Kardiale Elektrophysiologie
In einer umfassenden QTc-Studie an 135 gesunden Probanden, denen das 1,3-Fache der empfohlenen Dosis von 1'200 mg verabreicht wurde, hatte Tenkasi keine klinisch relevante Verlängerung des QTc-Intervalls zur Folge.
Sicherheit und Wirksamkeit bei pädiatrischen Patienten
Tenkasi wurde bei pädiatrischen Patienten mit ABSSSI in einer offenen, multizentrischen Phase-1-Studie untersucht, an der 38 Patienten im Alter von 3 Monaten bis unter 18 Jahren teilnahmen, die mit Oritavancin behandelt wurden.

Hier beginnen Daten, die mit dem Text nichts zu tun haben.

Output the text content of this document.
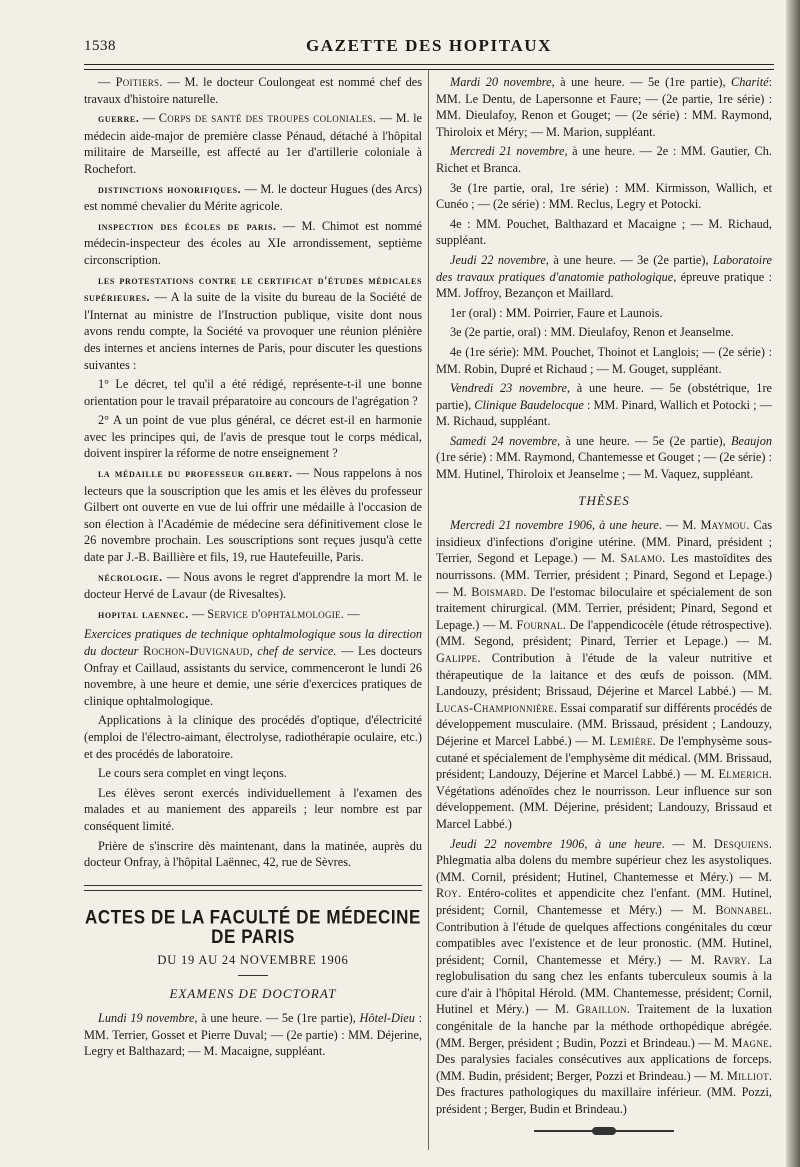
1538	GAZETTE DES HOPITAUX

— Poitiers. — M. le docteur Coulongeat est nommé chef des travaux d'histoire naturelle.

guerre. — Corps de santé des troupes coloniales. — M. le médecin aide-major de première classe Pénaud, détaché à l'hôpital militaire de Marseille, est affecté au 1er d'artillerie coloniale à Rochefort.

distinctions honorifiques. — M. le docteur Hugues (des Arcs) est nommé chevalier du Mérite agricole.

inspection des écoles de paris. — M. Chimot est nommé médecin-inspecteur des écoles au XIe arrondissement, septième circonscription.

les protestations contre le certificat d'études médicales supérieures. — A la suite de la visite du bureau de la Société de l'Internat au ministre de l'Instruction publique, visite dont nous avons rendu compte, la Société va provoquer une réunion plénière des internes et anciens internes de Paris, pour discuter les questions suivantes :

1° Le décret, tel qu'il a été rédigé, représente-t-il une bonne orientation pour le travail préparatoire au concours de l'agrégation ?

2° A un point de vue plus général, ce décret est-il en harmonie avec les principes qui, de l'avis de presque tout le corps médical, doivent inspirer la réforme de notre enseignement ?

la médaille du professeur gilbert. — Nous rappelons à nos lecteurs que la souscription que les amis et les élèves du professeur Gilbert ont ouverte en vue de lui offrir une médaille à l'occasion de son élection à l'Académie de médecine sera définitivement close le 26 novembre prochain. Les souscriptions sont reçues jusqu'à cette date par J.-B. Baillière et fils, 19, rue Hautefeuille, Paris.

nécrologie. — Nous avons le regret d'apprendre la mort M. le docteur Hervé de Lavaur (de Rivesaltes).

hopital laennec. — Service d'ophtalmologie. —

Exercices pratiques de technique ophtalmologique sous la direction du docteur Rochon-Duvignaud, chef de service. — Les docteurs Onfray et Caillaud, assistants du service, commenceront le lundi 26 novembre, à une heure et demie, une série d'exercices pratiques de clinique ophtalmologique.

Applications à la clinique des procédés d'optique, d'électricité (emploi de l'électro-aimant, électrolyse, radiothérapie oculaire, etc.) et des procédés de laboratoire.

Le cours sera complet en vingt leçons.

Les élèves seront exercés individuellement à l'examen des malades et au maniement des appareils ; leur nombre est par conséquent limité.

Prière de s'inscrire dès maintenant, dans la matinée, auprès du docteur Onfray, à l'hôpital Laënnec, 42, rue de Sèvres.

ACTES DE LA FACULTÉ DE MÉDECINE DE PARIS
DU 19 AU 24 NOVEMBRE 1906
EXAMENS DE DOCTORAT

Lundi 19 novembre, à une heure. — 5e (1re partie), Hôtel-Dieu : MM. Terrier, Gosset et Pierre Duval; — (2e partie) : MM. Déjerine, Legry et Balthazard; — M. Macaigne, suppléant.

Mardi 20 novembre, à une heure. — 5e (1re partie), Charité: MM. Le Dentu, de Lapersonne et Faure; — (2e partie, 1re série) : MM. Dieulafoy, Renon et Gouget; — (2e série) : MM. Raymond, Thiroloix et Méry; — M. Marion, suppléant.

Mercredi 21 novembre, à une heure. — 2e : MM. Gautier, Ch. Richet et Branca.

3e (1re partie, oral, 1re série) : MM. Kirmisson, Wallich, et Cunéo ; — (2e série) : MM. Reclus, Legry et Potocki.

4e : MM. Pouchet, Balthazard et Macaigne ; — M. Richaud, suppléant.

Jeudi 22 novembre, à une heure. — 3e (2e partie), Laboratoire des travaux pratiques d'anatomie pathologique, épreuve pratique : MM. Joffroy, Bezançon et Maillard.

1er (oral) : MM. Poirrier, Faure et Launois.

3e (2e partie, oral) : MM. Dieulafoy, Renon et Jeanselme.

4e (1re série): MM. Pouchet, Thoinot et Langlois; — (2e série) : MM. Robin, Dupré et Richaud ; — M. Gouget, suppléant.

Vendredi 23 novembre, à une heure. — 5e (obstétrique, 1re partie), Clinique Baudelocque : MM. Pinard, Wallich et Potocki ; — M. Richaud, suppléant.

Samedi 24 novembre, à une heure. — 5e (2e partie), Beaujon (1re série) : MM. Raymond, Chantemesse et Gouget ; — (2e série) : MM. Hutinel, Thiroloix et Jeanselme ; — M. Vaquez, suppléant.

THÈSES

Mercredi 21 novembre 1906, à une heure. — M. Maymou. Cas insidieux d'infections d'origine utérine. (MM. Pinard, président ; Terrier, Segond et Lepage.) — M. Salamo. Les mastoïdites des nourrissons. (MM. Terrier, président ; Pinard, Segond et Lepage.) — M. Boismard. De l'estomac biloculaire et spécialement de son traitement chirurgical. (MM. Terrier, président; Pinard, Segond et Lepage.) — M. Fournal. De l'appendicocèle (étude rétrospective). (MM. Segond, président; Pinard, Terrier et Lepage.) — M. Galippe. Contribution à l'étude de la valeur nutritive et thérapeutique de la laitance et des œufs de poisson. (MM. Landouzy, président; Brissaud, Déjerine et Marcel Labbé.) — M. Lucas-Championnière. Essai comparatif sur différents procédés de développement musculaire. (MM. Brissaud, président ; Landouzy, Déjerine et Marcel Labbé.) — M. Lemière. De l'emphysème sous-cutané et spécialement de l'emphysème dit médical. (MM. Brissaud, président; Landouzy, Déjerine et Marcel Labbé.) — M. Elmerich. Végétations adénoïdes chez le nourrisson. Leur influence sur son développement. (MM. Déjerine, président; Landouzy, Brissaud et Marcel Labbé.)

Jeudi 22 novembre 1906, à une heure. — M. Desquiens. Phlegmatia alba dolens du membre supérieur chez les asystoliques. (MM. Cornil, président; Hutinel, Chantemesse et Méry.) — M. Roy. Entéro-colites et appendicite chez l'enfant. (MM. Hutinel, président; Cornil, Chantemesse et Méry.) — M. Bonnabel. Contribution à l'étude de quelques affections congénitales du cœur compatibles avec l'existence et de leur pronostic. (MM. Hutinel, président; Cornil, Chantemesse et Méry.) — M. Ravry. La reglobulisation du sang chez les enfants tuberculeux soumis à la cure d'air à l'hôpital Hérold. (MM. Chantemesse, président; Cornil, Hutinel et Méry.) — M. Graillon. Traitement de la luxation congénitale de la hanche par la méthode orthopédique abrégée. (MM. Berger, président ; Budin, Pozzi et Brindeau.) — M. Magne. Des paralysies faciales consécutives aux applications de forceps. (MM. Budin, président; Berger, Pozzi et Brindeau.) — M. Milliot. Des fractures pathologiques du maxillaire inférieur. (MM. Pozzi, président ; Berger, Budin et Brindeau.)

Ziel der Studie ist die Bewertung der PK, Sicherheit und Verträglichkeit einer intravenösen (i.v.) Infusion von Oritavancin bei Patienten mit vermuteter oder bestätigter Infektion mit grampositiven Bakterien, die mit der Standard-Antibiotikatherapie behandelt werden oder bei Patienten, die eine perioperative Antibiotikaprophylaxe erhalten. Der primäre Endpunkt ist die Fläche unter der Plasmakonzentrations-Zeit-Kurve (AUC); zu den sekundären Endpunkten gehören die Sicherheitsbewertung und andere PK-Parameter.

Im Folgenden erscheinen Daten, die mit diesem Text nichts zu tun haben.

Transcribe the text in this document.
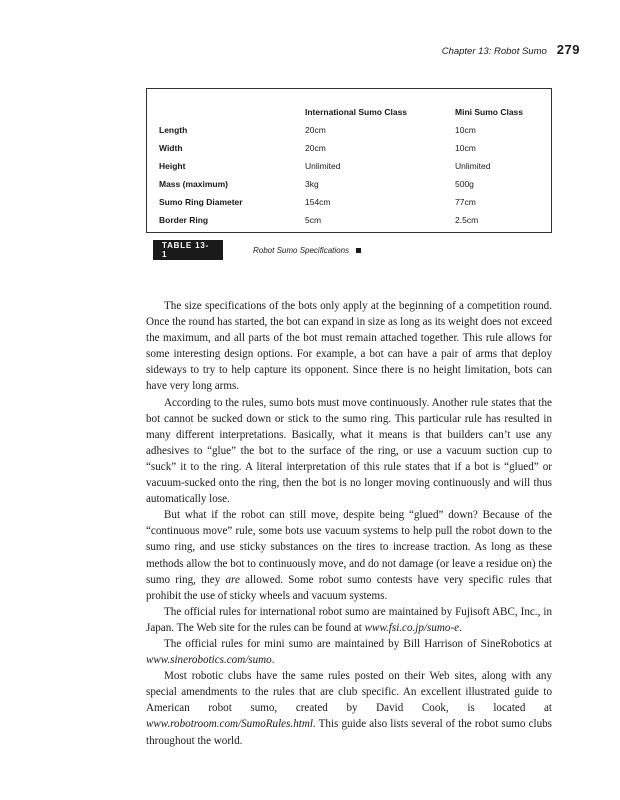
Chapter 13: Robot Sumo 279
	International Sumo Class	Mini Sumo Class
Length	20cm	10cm
Width	20cm	10cm
Height	Unlimited	Unlimited
Mass (maximum)	3kg	500g
Sumo Ring Diameter	154cm	77cm
Border Ring	5cm	2.5cm
TABLE 13-1	Robot Sumo Specifications

The size specifications of the bots only apply at the beginning of a competition round. Once the round has started, the bot can expand in size as long as its weight does not exceed the maximum, and all parts of the bot must remain attached together. This rule allows for some interesting design options. For example, a bot can have a pair of arms that deploy sideways to try to help capture its opponent. Since there is no height limitation, bots can have very long arms.

According to the rules, sumo bots must move continuously. Another rule states that the bot cannot be sucked down or stick to the sumo ring. This particular rule has resulted in many different interpretations. Basically, what it means is that builders can’t use any adhesives to “glue” the bot to the surface of the ring, or use a vacuum suction cup to “suck” it to the ring. A literal interpretation of this rule states that if a bot is “glued” or vacuum-sucked onto the ring, then the bot is no longer moving continuously and will thus automatically lose.

But what if the robot can still move, despite being “glued” down? Because of the “continuous move” rule, some bots use vacuum systems to help pull the robot down to the sumo ring, and use sticky substances on the tires to increase traction. As long as these methods allow the bot to continuously move, and do not damage (or leave a residue on) the sumo ring, they are allowed. Some robot sumo contests have very specific rules that prohibit the use of sticky wheels and vacuum systems.

The official rules for international robot sumo are maintained by Fujisoft ABC, Inc., in Japan. The Web site for the rules can be found at www.fsi.co.jp/sumo-e.

The official rules for mini sumo are maintained by Bill Harrison of SineRobotics at www.sinerobotics.com/sumo.

Most robotic clubs have the same rules posted on their Web sites, along with any special amendments to the rules that are club specific. An excellent illustrated guide to American robot sumo, created by David Cook, is located at www.robotroom.com/SumoRules.html. This guide also lists several of the robot sumo clubs throughout the world.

Swissmedic hat für Tenkasi eine Zurückstellung von der Verpflichtung zur Vorlage von Ergebnissen zu Studien in der Behandlung akuter bakterieller Haut- und Hautstrukturinfektionen in der pädiatrischen Altersklasse von 0 bis unter 3 Monate gewährt (siehe «Dosierung/Anwendung» bzgl. Informationen zur Anwendung bei Kindern und Jugendlichen).